The incident could serve as a perfect microcosm of Evans's life: intent on helping someone, things get seriously out of hand, and one seeming disaster leads to unforeseen rescue and rebirth. It's the sort of life that makes for compelling — sometimes breathtaking — reading. In other words, her story, newly captured in memoir form, is not only a personal ride on the wild side, it's also a quintessentially Woodstockian tale of adventures — spiritual and otherwise — reached for, grabbed, lost and regained.
The title of her memoir, Joy Road: How I Quit Smoking and Found the Lord, doesn't do her story justice, making it sound like an invitation to a Christian coffee klatsch. Evans has been able to quit much more than cigarettes in a her lifetime, and her discovery of the Lord came late enough in life — and quietly enough — to allow her stories to resonate with more familiar experiences. She pulls no punches, provides plenty of surprises and writes with a refreshing matter-of-factness.

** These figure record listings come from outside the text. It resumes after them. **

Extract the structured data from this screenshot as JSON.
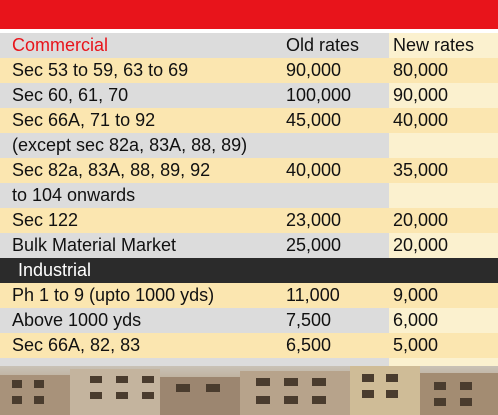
{
  "header": {
    "category": "Commercial",
    "col_old": "Old rates",
    "col_new": "New rates"
  },
  "commercial_rows": [
    {
      "area": "Sec 53 to 59, 63 to 69",
      "old": "90,000",
      "new": "80,000"
    },
    {
      "area": "Sec 60, 61, 70",
      "old": "100,000",
      "new": "90,000"
    },
    {
      "area": "Sec 66A, 71 to 92",
      "old": "45,000",
      "new": "40,000"
    },
    {
      "area": "(except sec 82a, 83A, 88, 89)",
      "old": "",
      "new": ""
    },
    {
      "area": "Sec 82a, 83A, 88, 89, 92",
      "old": "40,000",
      "new": "35,000"
    },
    {
      "area": "to 104 onwards",
      "old": "",
      "new": ""
    },
    {
      "area": "Sec 122",
      "old": "23,000",
      "new": "20,000"
    },
    {
      "area": "Bulk Material Market",
      "old": "25,000",
      "new": "20,000"
    }
  ],
  "industrial": {
    "title": "Industrial",
    "rows": [
      {
        "area": "Ph 1 to 9 (upto 1000 yds)",
        "old": "11,000",
        "new": "9,000"
      },
      {
        "area": "Above 1000 yds",
        "old": "7,500",
        "new": "6,000"
      },
      {
        "area": "Sec 66A, 82, 83",
        "old": "6,500",
        "new": "5,000"
      }
    ]
  },
  "colors": {
    "accent_red": "#e8141b",
    "highlight": "#fbe6b0",
    "new_col": "#fbf1cf",
    "base_gray": "#dcdcdc",
    "section_dark": "#2b2b2b"
  }
}
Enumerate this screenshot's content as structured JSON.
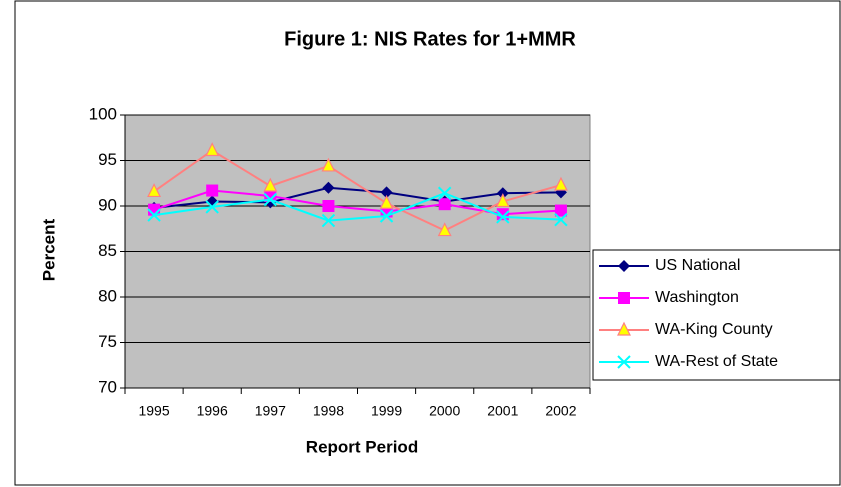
{
  "chart_data": {
    "type": "line",
    "title": "Figure 1: NIS Rates for 1+MMR",
    "x_label": "Report Period",
    "y_label": "Percent",
    "categories": [
      "1995",
      "1996",
      "1997",
      "1998",
      "1999",
      "2000",
      "2001",
      "2002"
    ],
    "series": [
      {
        "name": "US National",
        "color": "#000080",
        "marker": "diamond",
        "marker_fill": "#000080",
        "values": [
          89.8,
          90.5,
          90.4,
          92.0,
          91.5,
          90.5,
          91.4,
          91.5
        ]
      },
      {
        "name": "Washington",
        "color": "#ff00ff",
        "marker": "square",
        "marker_fill": "#ff00ff",
        "values": [
          89.6,
          91.7,
          91.1,
          90.0,
          89.4,
          90.2,
          89.1,
          89.5
        ]
      },
      {
        "name": "WA-King County",
        "color": "#ff8080",
        "marker": "triangle",
        "marker_fill": "#ffff00",
        "values": [
          91.6,
          96.1,
          92.2,
          94.4,
          90.3,
          87.3,
          90.5,
          92.3
        ]
      },
      {
        "name": "WA-Rest of State",
        "color": "#00ffff",
        "marker": "x",
        "marker_fill": "#00ffff",
        "values": [
          89.0,
          89.9,
          90.7,
          88.4,
          88.9,
          91.4,
          88.8,
          88.5
        ]
      }
    ],
    "ylim": [
      70,
      100
    ],
    "yticks": [
      70,
      75,
      80,
      85,
      90,
      95,
      100
    ],
    "grid": true,
    "plot_background": "#c0c0c0",
    "legend": "right"
  }
}
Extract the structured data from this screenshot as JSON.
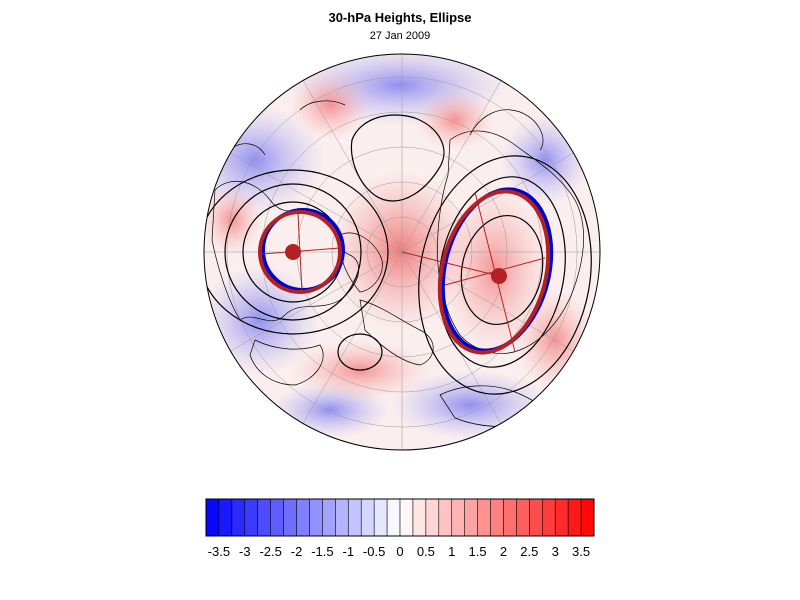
{
  "title": "30-hPa Heights, Ellipse",
  "date": "27 Jan 2009",
  "colorbar": {
    "labels": [
      "-3.5",
      "-3",
      "-2.5",
      "-2",
      "-1.5",
      "-1",
      "-0.5",
      "0",
      "0.5",
      "1",
      "1.5",
      "2",
      "2.5",
      "3",
      "3.5"
    ],
    "min": -3.75,
    "max": 3.75,
    "step": 0.25
  },
  "colors": {
    "negative": "#0000ff",
    "positive": "#ff0000",
    "ellipse_red": "#b22222",
    "ellipse_blue": "#0000cc",
    "contour": "#000000"
  }
}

Evans grew up in Rochester, Minnesota, a fact she views as perfectly emblematic of the life she wanted to lead. Rochester is home to the Mayo Clinic, one of the country's oldest and most famous hospitals.
"It's a place of healing. I knew from the beginning that's what I wanted to do — to heal."
She and her best friend used to play in the hospital's underground passages, a network made necessary by the city's famously frigid winters. She felt completely at home there.
When she got older, she became a nurse's aide at Masonic University of Minnesota, where she helped cancer patients cope with the difficulties of chemo therapy with marijuana and massage therapy.
But her plans ran aground before she hit the age of 20. She rebounded from a disastrous early marriage by falling in with a strange bunch of drop-outs in Key West with an aversion to clothing. People with names like Fu Moon and Mexican Joe and Dreaming Eagle. Her days there will ring bells for any readers who remember being twenty-something in a land of naive promise, endless hopefulness and eventual disenchantment.
But disenchantment never lasted long enough to keep Evans from embarking on radically new and nearly unbelievable adventures. She found a soulmate in a woman she calls Tanya, whose talent for marketing (herself and her various endeavors) remains legendary to all who know her real identity. When Evans decided to escape life in the Keys, the two young women did so in a way that nearly-though-not-quite culminated in a book: they biked up the coast to Manhattan, where they pedaled their tale to any number of news outlets before the pair were off onto another jaw-dropping adventure.
Those adventures are memorably documented in the book and can't be sufficiently or succinctly summarized here. They included a life that spun dizzily around drugs and dancing and living the high life and the low, of watching enviously as and sadly as her friendship with Tanya dissolved in a mix of misunderstandings and heartache. "She was the mighty oak and I was the funky wooden swing hanging from one of her branches."
Evans's tales of life in late '70s New York City barely takes the reader mid-way through the book. It doesn't include the ill-advised but head-long plunges into relationships that went quickly south, the wild-side scenes of a drug-addled "friends," of cocaine eyes gone blind, of rat-infested apartments In Alphabet City where "despair hung in the air like humidity."
Read those chapters and understand, if there could possibly be any doubt, why Woodstock would take such strong and powerful and welcome hold on Evans. And understand why she can smile today when she says she had to break her back to get there, because Woodstock was where she finally found her road to joy.